Ia benar. Di dapurlah aku mulai belajar pelan-pelan: merebus air, menyeduh teh, menunggu uapnya naik. Ada terapi yang tidak bisa dibeli di kafe mana pun: menunggu sesuatu matang dengan sabar.
Dapur biru itu menjadi ruang heningku. Di sana aku menulis ulang jadwal hidup: bukan sekadar proyek dan target, tapi juga waktu untuk mendengar diriku sendiri. Aku belajar menikmati suara panci beradu, aroma bawang goreng, dan detak jam yang seolah ikut memasak waktu.
.
Melihat dengan Cara Baru
Aku mulai mengajar lagi, bukan karena butuh penghasilan tambahan, tapi karena ingin berbagi cerita tentang kesabaran dalam bekerja. Dalam kelas “Komunikasi dan Kerendahan Hati”, aku menulis di papan:
“Public speaking bukan tentang bicara paling keras, tapi tentang mengundang orang untuk tenang bersamamu.”
Mahasiswa-mahasiswa itu menatapku bingung. Tapi setelah beberapa sesi, mereka mulai memahami bahwa bekerja bukan hanya tentang “apa yang dikerjakan”, tapi “bagaimana kita mengerjakannya.” Di akhir semester, seorang mahasiswa menulis di catatan kecil:
“Terima kasih sudah mengajarkan kami cara menunduk tanpa kehilangan wibawa.”
Aku menyimpannya di dompet, bersama foto Mbah.
.
Merekonstruksi Nilai Diri
Proyek besar terakhir tahun itu datang dari perusahaan properti yang ingin membangun hotel bernuansa arsip keluarga. Mereka meminta narasi tentang “keterhubungan antar generasi.” Aku menulis naskah pembuka:
“Sebuah rumah tidak dibangun dari bata dan semen, melainkan dari ingatan, kesabaran, dan doa yang tak putus.”
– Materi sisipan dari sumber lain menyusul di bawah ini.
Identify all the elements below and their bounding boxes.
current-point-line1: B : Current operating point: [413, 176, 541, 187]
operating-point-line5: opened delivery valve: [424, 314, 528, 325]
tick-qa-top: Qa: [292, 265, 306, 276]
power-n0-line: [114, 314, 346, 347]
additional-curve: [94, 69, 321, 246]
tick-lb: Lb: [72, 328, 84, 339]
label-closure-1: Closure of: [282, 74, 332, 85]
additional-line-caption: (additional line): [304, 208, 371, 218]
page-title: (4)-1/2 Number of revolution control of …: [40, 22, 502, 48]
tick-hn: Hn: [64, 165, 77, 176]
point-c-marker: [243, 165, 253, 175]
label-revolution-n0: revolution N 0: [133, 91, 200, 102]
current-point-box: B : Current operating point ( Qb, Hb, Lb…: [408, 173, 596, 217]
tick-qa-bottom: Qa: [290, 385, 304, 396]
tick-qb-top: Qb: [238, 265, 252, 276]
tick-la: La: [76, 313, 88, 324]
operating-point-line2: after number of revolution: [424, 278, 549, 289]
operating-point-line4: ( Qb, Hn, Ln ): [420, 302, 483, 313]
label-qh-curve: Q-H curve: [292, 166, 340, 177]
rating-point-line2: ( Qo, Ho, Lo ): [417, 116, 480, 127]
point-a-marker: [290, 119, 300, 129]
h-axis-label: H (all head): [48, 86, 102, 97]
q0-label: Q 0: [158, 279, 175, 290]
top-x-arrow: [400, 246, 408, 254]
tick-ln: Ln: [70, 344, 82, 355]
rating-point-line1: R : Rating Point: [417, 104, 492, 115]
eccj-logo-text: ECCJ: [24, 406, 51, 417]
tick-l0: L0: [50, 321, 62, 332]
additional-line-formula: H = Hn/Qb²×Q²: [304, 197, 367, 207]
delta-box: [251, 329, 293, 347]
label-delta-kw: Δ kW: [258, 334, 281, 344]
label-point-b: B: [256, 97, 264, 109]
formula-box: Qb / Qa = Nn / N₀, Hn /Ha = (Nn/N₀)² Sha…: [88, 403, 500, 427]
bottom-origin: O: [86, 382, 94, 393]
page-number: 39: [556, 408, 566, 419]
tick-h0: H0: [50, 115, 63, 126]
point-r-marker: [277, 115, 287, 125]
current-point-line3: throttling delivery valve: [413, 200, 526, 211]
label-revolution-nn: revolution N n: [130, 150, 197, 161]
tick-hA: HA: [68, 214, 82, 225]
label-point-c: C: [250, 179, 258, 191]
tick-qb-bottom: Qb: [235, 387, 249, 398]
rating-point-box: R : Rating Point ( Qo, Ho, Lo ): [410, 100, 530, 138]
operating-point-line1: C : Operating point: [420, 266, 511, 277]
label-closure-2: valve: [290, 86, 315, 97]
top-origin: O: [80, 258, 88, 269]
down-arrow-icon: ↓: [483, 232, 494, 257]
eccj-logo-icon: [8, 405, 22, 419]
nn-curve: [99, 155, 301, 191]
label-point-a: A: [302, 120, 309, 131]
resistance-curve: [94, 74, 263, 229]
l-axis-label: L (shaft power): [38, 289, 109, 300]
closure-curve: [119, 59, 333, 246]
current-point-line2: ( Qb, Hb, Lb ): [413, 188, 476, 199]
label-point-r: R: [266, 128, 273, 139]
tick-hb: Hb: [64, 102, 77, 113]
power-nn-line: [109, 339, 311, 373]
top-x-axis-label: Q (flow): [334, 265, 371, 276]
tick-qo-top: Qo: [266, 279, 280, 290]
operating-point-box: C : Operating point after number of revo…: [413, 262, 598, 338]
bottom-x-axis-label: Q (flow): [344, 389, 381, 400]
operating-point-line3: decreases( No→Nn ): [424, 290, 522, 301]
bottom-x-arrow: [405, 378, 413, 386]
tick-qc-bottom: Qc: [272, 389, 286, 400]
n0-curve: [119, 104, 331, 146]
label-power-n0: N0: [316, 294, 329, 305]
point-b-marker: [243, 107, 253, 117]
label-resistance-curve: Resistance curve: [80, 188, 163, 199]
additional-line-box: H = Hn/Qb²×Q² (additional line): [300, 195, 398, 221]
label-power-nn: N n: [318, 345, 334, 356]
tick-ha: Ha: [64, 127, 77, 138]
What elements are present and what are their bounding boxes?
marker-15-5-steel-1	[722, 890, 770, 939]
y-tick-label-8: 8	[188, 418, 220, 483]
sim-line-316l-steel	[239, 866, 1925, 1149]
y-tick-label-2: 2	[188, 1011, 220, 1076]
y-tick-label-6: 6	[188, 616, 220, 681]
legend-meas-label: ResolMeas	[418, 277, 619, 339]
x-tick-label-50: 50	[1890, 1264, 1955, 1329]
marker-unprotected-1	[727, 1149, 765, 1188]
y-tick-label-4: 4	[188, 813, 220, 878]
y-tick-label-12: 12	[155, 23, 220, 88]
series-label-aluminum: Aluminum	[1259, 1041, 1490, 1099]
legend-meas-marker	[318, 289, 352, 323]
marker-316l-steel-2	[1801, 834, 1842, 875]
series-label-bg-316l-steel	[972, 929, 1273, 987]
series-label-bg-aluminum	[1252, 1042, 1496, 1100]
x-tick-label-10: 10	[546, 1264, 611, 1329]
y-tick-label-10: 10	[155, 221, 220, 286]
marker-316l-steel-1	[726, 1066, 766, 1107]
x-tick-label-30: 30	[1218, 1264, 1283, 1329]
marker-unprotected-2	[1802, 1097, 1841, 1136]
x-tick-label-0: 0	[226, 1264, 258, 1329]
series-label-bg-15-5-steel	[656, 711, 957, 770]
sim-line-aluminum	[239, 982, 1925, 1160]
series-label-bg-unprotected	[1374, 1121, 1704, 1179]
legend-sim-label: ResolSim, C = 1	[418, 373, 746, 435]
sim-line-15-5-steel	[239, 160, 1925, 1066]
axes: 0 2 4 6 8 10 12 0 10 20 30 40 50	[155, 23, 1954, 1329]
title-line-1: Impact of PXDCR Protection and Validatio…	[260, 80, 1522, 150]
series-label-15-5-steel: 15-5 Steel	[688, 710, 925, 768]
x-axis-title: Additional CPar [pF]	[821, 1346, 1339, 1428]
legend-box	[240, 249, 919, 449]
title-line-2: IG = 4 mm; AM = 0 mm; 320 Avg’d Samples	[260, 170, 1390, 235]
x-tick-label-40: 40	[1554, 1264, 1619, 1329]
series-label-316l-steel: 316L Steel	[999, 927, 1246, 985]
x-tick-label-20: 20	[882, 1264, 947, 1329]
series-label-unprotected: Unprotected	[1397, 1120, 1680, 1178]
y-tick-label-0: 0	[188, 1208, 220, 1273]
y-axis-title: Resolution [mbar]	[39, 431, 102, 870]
Dalam rapat final, direktur pemilik hotel menatapku dan berkata, “Kalimat ini… membuat saya ingin membangun hotel dengan hati, bukan ego.”
Aku tersenyum. “Mungkin itu makna sebenarnya dari heritage, Pak. Bukan bangunan tua, tapi nilai yang bertahan.”
Sejak saat itu aku sadar, tugasku bukan lagi sekadar konsultan, tapi penerjemah makna. Menyusun ulang bahasa agar manusia kembali ingat siapa dirinya.
.
Pulang ke Diri
Kini, setiap pagi aku bangun lebih awal. Menyeduh teh, membuka jendela, dan membiarkan cahaya pagi masuk. Di luar sana, kota masih berlari. Tapi di dalam sini, aku sudah menemukan ritmeku sendiri.
Aku bukan lagi Panji yang sibuk membuktikan diri, tapi Panji yang berusaha memahami bahwa keberhasilan sejati adalah bisa tidur nyenyak tanpa beban. Aku tidak menyesali masa lalu, tapi juga tidak menaruh masa depan di atas altar ambisi.
Setiap langkah kecil—mengajar, menulis, menata ruang, mendengar orang—adalah caraku merangkai ulang hidup.
Aku menutup jurnal baruku malam ini dengan satu kalimat:
“Pelajaran paling relevan dari masa lalu adalah ini: jangan tergesa-gesa meyakini bahwa hidup hanya bisa ditaklukkan dengan lari. Kadang, ia luluh oleh orang yang tahu caranya berhenti.”
Di dinding biru dapurku, aku menempelkan satu kertas kecil:
“Menang tidak selalu berarti duluan; kadang berarti paling lama bertahan di sisi yang kita percaya.”
Dan malam pun tenang, seperti rumah yang akhirnya mengenali penghuninya lagi.
.
.
.
Malang, 9 November 2025
.
.
#Cerpen #SastraKota #RefleksiHidup #KompasMingguStyle #KearifanJawa #HidupPelan #BelajarDariMasaLalu #PulangKeDiri #MenyimakUmurOrangLain
.
Kutipan Kunci
“Rumah adalah tempat menaruh panci dan luka—agar keduanya tidak dipamerkan, melainkan dirawat.”
“Menang tidak selalu berarti duluan; kadang berarti paling lama bertahan di sisi yang kita percaya.”
“Pelajaran masa lalu bukan untuk dikenang, melainkan untuk dipakai menyejukkan hari yang sedang kita jalani.”